Samuel Gandy, investigador de Alzheimer no Mount Sinai, em Nova Iorque, disse que as descobertas enfatizam a necessidade de inscrever homozigotos APOE4 em testes destinados a prevenir a doença antes que desenvolvam sintomas. 

Heather Snyder, da Associação de Alzheimer, disse que as descobertas, se corretas, poderão ter implicações significativas na forma como o risco da doença é avaliado, como é estudado em ensaios clínicos e como os tratamentos são desenvolvidos.
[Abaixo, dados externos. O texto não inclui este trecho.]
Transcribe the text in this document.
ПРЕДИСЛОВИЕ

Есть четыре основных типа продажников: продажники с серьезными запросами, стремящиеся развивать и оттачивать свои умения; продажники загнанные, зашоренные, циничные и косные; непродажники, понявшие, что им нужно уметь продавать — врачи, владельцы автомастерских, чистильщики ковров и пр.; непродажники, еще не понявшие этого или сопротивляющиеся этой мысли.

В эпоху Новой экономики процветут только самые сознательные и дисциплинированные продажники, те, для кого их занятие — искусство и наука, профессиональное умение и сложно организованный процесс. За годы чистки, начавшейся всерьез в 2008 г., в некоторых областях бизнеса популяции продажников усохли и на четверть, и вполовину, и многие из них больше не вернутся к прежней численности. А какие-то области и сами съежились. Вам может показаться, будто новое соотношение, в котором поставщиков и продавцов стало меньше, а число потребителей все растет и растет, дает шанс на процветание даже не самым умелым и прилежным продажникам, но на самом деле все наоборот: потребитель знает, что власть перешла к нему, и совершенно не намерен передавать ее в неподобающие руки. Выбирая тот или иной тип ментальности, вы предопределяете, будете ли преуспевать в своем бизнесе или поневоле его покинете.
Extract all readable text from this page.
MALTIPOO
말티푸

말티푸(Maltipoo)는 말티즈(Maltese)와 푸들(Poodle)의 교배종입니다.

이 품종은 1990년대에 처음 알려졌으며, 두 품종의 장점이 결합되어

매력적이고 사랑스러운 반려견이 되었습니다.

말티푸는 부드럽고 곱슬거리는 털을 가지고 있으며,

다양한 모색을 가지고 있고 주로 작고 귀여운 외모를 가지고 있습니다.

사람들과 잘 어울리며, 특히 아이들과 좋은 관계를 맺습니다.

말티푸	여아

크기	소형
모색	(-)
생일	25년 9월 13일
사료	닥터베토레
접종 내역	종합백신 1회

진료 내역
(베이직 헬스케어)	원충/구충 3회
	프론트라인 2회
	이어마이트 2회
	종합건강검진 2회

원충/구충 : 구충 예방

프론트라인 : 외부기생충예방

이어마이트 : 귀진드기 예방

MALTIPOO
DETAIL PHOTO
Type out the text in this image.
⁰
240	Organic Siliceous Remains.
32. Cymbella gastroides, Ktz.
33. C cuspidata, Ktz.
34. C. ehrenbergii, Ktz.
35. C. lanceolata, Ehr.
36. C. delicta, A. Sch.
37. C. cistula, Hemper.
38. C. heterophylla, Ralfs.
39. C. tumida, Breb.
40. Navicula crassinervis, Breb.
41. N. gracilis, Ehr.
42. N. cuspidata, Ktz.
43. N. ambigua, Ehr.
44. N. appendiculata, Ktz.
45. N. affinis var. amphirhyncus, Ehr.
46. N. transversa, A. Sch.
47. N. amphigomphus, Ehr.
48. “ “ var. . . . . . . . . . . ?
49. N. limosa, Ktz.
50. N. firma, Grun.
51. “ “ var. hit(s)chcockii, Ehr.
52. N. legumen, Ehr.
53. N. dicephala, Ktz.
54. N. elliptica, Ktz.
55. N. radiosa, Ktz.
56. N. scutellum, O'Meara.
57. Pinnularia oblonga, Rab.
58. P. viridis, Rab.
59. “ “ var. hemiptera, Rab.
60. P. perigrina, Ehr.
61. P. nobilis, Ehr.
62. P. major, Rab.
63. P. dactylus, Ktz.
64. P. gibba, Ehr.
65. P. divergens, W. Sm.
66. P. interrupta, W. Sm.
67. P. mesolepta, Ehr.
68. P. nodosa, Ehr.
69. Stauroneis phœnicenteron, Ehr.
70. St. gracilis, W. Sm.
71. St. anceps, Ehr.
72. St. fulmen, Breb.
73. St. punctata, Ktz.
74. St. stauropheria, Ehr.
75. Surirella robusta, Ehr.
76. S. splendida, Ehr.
A nova designação seria para a doença de Alzheimer que se desenvolve mais tarde na vida. Outras formas genéticas incluem a doença de Alzheimer autossómica dominante, causada por mutações em três genes diferentes, e a síndrome de Down.

Uma limitação importante do estudo é que envolveu principalmente pessoas de ascendência europeia. A equipa disse que são necessários mais estudos em pessoas de ascendência africana, uma população na qual o APOE4 parece transmitir um risco menor de doença de Alzheimer.